Love is a strong feeling and it is a central theme in art. Artists and poets have depicted love in everlasting masterpieces. For those who don't understand the feeling, poetry can turn the essence of love into eternal, timeless and universal poetic images.

These are three love poems by William Shakespeare, khalil Gibran and Percy Bysshe Shelley. Enjoy reading them.

Sonnet 116

Let me not to the marriage of true minds
Admit impediments. Love is not love
Which alters when it alteration finds,
Or bends with the remover to remove:

O no! it is an ever-fixed mark
That looks on tempests and is never shaken;
It is the star to every wand'ring bark,
Whose worth's unknown, although his height be taken.

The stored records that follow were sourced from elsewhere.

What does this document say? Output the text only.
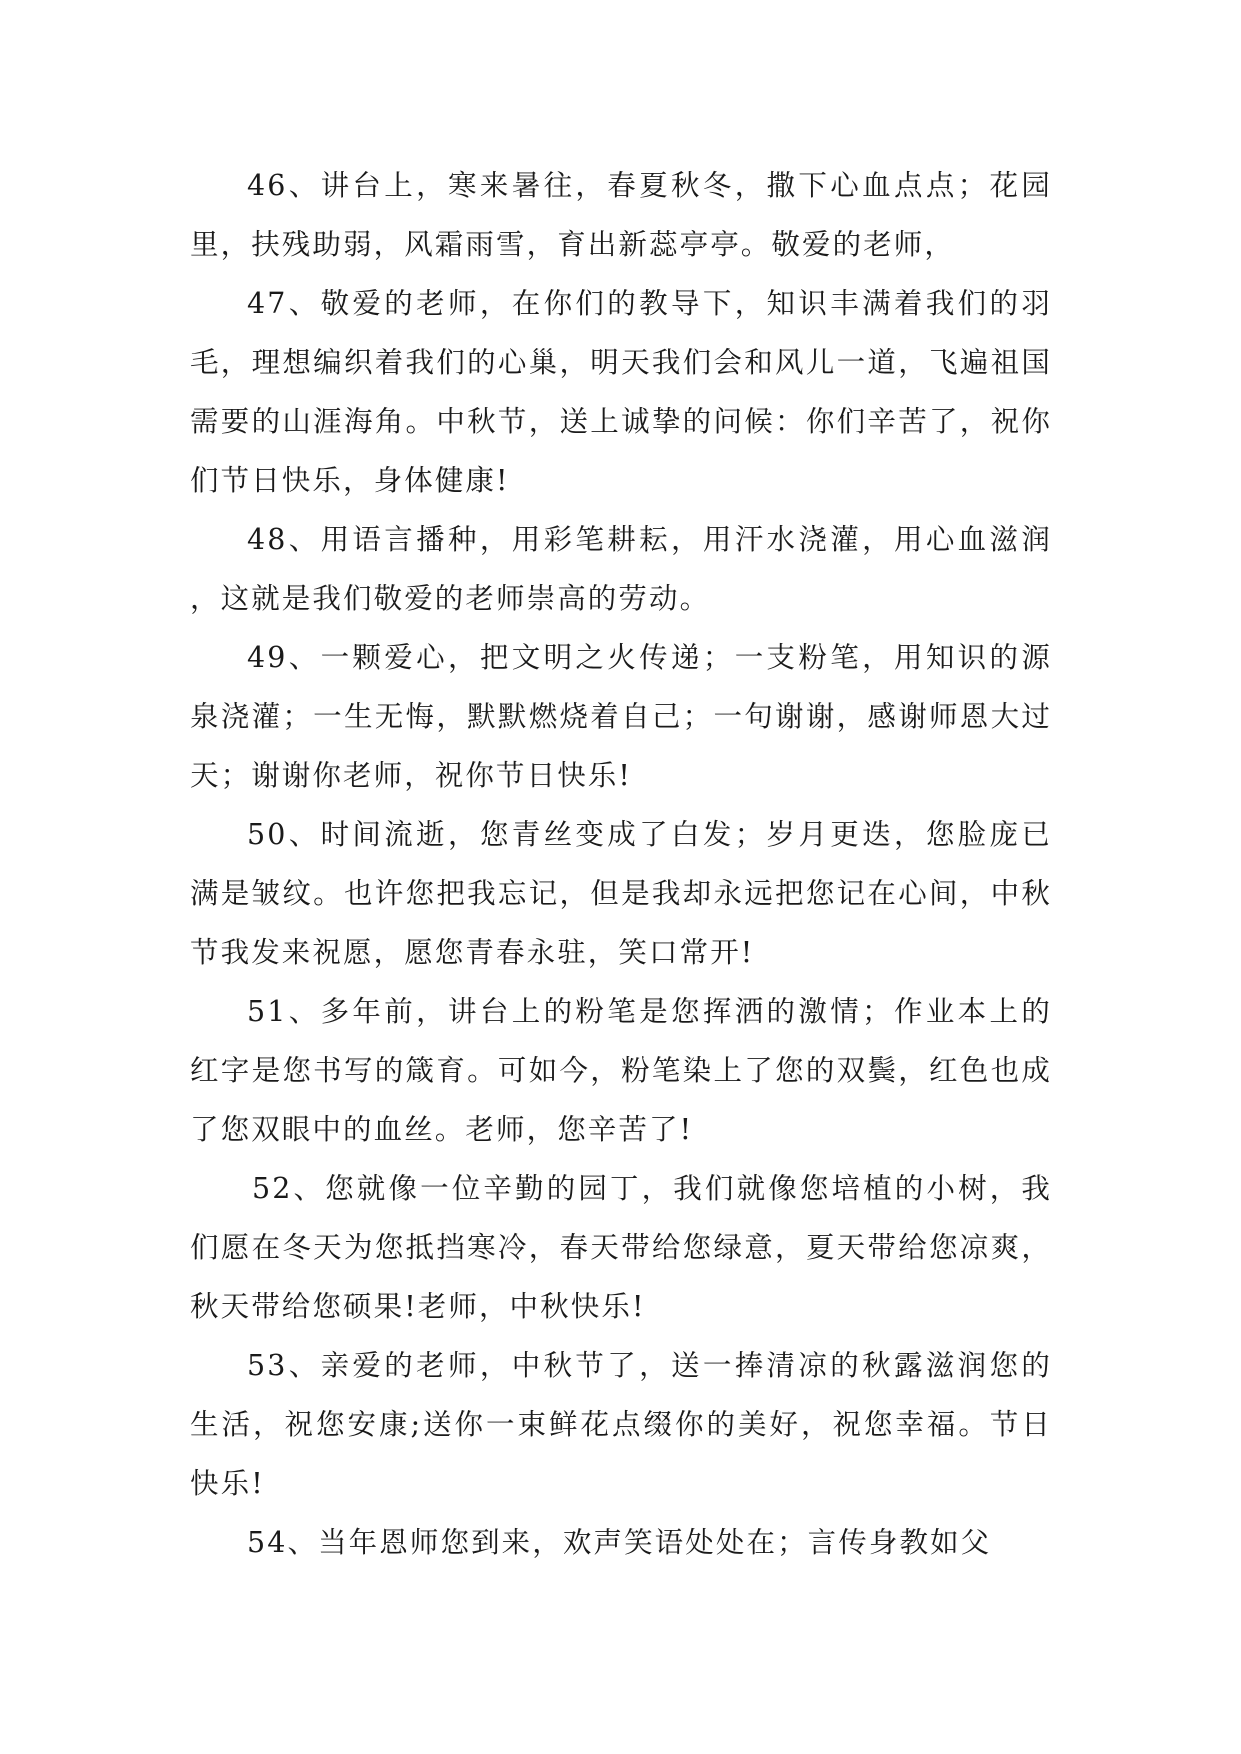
46、讲台上，寒来暑往，春夏秋冬，撒下心血点点；花园里，扶残助弱，风霜雨雪，育出新蕊亭亭。敬爱的老师，

47、敬爱的老师，在你们的教导下，知识丰满着我们的羽毛，理想编织着我们的心巢，明天我们会和风儿一道，飞遍祖国需要的山涯海角。中秋节，送上诚挚的问候：你们辛苦了，祝你们节日快乐，身体健康!

48、用语言播种，用彩笔耕耘，用汗水浇灌，用心血滋润，这就是我们敬爱的老师崇高的劳动。

49、一颗爱心，把文明之火传递；一支粉笔，用知识的源泉浇灌；一生无悔，默默燃烧着自己；一句谢谢，感谢师恩大过天；谢谢你老师，祝你节日快乐!

50、时间流逝，您青丝变成了白发；岁月更迭，您脸庞已满是皱纹。也许您把我忘记，但是我却永远把您记在心间，中秋节我发来祝愿，愿您青春永驻，笑口常开!

51、多年前，讲台上的粉笔是您挥洒的激情；作业本上的红字是您书写的箴育。可如今，粉笔染上了您的双鬓，红色也成了您双眼中的血丝。老师，您辛苦了!

52、您就像一位辛勤的园丁，我们就像您培植的小树，我们愿在冬天为您抵挡寒冷，春天带给您绿意，夏天带给您凉爽，秋天带给您硕果!老师，中秋快乐!

53、亲爱的老师，中秋节了，送一捧清凉的秋露滋润您的生活，祝您安康;送你一束鲜花点缀你的美好，祝您幸福。节日快乐!

54、当年恩师您到来，欢声笑语处处在；言传身教如父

Love's not Time's fool, though rosy lips and cheeks
Within his bending sickle's compass come;
Love alters not with his brief hours and weeks,
But bears it out even to the edge of doom:

If this be error and upon me proved,
I never writ, nor no man ever loved.

William Shakespeare

Love One another

Love one another, but make not a bond of love Let it rather be a moving sea between the shores of your souls.

Fill each other's cup, but drink not from one cup.
Give one another of your bread, but eat not from the same loaf.

Sing and dance together and be joyous,
but let each one of you be alone,
Even as the strings of a lute are alone
though they quiver with the same music.

Give your hearts, but not into each other's keeping;
For only the hand of Life can contain your hearts.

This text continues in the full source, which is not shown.